Delhi, March 7: A late morning walk around the University campus. At 11:30 a basking (but restless) Painted Lady on the ground by the St Stephen's Chapel. Then two Common Mormons chasing in the foliage (about 10-20 feet up). Still in the chapel grounds, a Common Rose sipping from Cinerarea flowers. Only after taking 2-3 photos of it did I realise its body was black and that this must therefore be a female Common Mormon mimicking a Rose. (This also puts some doubt on the March 3 sighting of a Common Rose. However: usually when I see a possible Rose I always try to get a look at the colour of the body. So far, whenever I have succeeded, it has always been pink. Last year, in Aligarh, Abha even managed to videotape a Common Rose.)

Next stop was the University garden - full of flowers, but these seem to attract bees and wasps rather than butterflies. Only butterfly seen here was a lone Pea Blue. Just outside, a Yellow Orange-Tip, two Common Emigrants (Slightly greenish and rippled underside, but with yellow base to wings on upperside and no striations), and a Pioneer (which chased the Emigrants from the flower patch they were all visiting). In the VC's garden, two Painted Ladies, full sized.

Later, in the VC's garden about 4:30pm, a Handmaiden moth (genus Syntomis) visiting a bed of pansies.

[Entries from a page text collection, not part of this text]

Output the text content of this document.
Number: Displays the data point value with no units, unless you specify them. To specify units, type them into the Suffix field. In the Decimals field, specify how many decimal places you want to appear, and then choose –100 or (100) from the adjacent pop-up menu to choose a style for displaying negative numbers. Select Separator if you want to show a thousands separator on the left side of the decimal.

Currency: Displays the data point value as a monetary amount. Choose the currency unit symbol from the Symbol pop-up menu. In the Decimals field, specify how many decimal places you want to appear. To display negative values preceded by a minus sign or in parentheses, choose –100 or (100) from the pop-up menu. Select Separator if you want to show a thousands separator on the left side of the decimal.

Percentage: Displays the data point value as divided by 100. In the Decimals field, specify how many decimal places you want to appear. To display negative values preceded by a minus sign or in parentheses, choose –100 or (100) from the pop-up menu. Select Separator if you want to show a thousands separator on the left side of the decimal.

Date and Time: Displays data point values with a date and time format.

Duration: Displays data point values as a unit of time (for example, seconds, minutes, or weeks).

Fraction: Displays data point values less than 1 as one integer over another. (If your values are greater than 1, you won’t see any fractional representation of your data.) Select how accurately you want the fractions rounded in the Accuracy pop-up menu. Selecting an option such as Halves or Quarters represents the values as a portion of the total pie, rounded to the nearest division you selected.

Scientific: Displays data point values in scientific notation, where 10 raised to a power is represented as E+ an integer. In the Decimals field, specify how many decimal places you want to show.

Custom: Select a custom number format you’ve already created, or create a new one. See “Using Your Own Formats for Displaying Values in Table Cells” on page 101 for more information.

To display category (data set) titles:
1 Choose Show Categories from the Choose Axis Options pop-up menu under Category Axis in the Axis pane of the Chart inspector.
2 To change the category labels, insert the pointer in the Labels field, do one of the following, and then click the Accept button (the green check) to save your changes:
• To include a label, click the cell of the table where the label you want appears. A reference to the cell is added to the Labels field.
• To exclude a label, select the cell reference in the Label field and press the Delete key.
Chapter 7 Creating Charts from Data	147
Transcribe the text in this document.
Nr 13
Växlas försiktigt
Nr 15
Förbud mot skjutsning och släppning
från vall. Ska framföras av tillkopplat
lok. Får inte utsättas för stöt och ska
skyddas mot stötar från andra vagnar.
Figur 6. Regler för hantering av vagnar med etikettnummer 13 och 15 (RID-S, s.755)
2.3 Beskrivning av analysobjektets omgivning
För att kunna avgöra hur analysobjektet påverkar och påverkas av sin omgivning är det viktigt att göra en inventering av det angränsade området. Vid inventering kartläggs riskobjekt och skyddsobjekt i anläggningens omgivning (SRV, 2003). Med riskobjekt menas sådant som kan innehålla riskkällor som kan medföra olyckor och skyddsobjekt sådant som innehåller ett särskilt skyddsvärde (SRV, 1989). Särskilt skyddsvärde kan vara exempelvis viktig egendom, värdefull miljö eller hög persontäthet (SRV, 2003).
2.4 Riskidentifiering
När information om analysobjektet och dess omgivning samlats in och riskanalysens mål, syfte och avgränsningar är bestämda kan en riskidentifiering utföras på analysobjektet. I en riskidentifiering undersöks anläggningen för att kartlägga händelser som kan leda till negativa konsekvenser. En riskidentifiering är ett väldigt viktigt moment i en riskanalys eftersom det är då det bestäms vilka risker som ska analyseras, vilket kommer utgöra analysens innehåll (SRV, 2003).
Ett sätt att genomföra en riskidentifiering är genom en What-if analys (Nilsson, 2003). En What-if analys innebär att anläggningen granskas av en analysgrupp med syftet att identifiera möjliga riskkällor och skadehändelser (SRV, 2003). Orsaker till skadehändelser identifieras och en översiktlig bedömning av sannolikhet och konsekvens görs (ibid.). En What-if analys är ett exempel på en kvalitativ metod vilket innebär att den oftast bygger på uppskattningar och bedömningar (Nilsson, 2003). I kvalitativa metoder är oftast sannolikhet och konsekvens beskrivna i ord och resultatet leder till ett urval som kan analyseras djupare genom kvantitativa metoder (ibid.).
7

These moths have a shape and flight (rapid wingbeats so one sees a blurred cone on either side of the body, and a flightpath consisting of smooth slowly evolving arcs) that is very much like that of wasps.

Delhi, March 8: Common Mormons are everywhere. Even saw one while eating lunch and looking out on to a busy market street.

Delhi, March 13: The first Lime butterfly of the season. Flew low over a flower bed, then sat on the ground briefly, with folded wings, before flying off on my apparoach. Very fresh. Vibrated wings briefly before taking off.

Delhi, March 15: A Common Jay flying around a Mast Tree. A Common Castor flying unusually high at about 20 feet - recognized from the dark colour, wing shape, and flight (like a windblown leaf).

Delhi, March 18: The first Plain Tiger of spring. At home - on a climber with small white bunched flowers that are very popular with bees and bumblebees, two unidentified skippers. And a brief but exciting visit by a Hawkmoth which hovered before these flowers. My first reaction was - Hummingbird - before I recollected I was not in America. It was green with a pink band around the abdomen. I managed to take a photo and hope it is decent enough for an identification.

Delhi, March 19: Large Cabbage Whites are at last here. Common Jays are now very common. Mostly seen flying high and very fast through the foliage, but also sometimes perched at various heights, even just off the ground. Always with folded wings, so far.

Delhi, March 26: A Blue Pansy sunning on a path in the University gardens, around 3pm. Blue Pansies are often found basking in open spaces, and particularly on paths.

Delhi, March 29: A Syntomis moth walking in little loops in a moist patch of soil on the margin of a road. Its antennae were depressed and flicking the ground, and its proboscis was also inserted into the earth.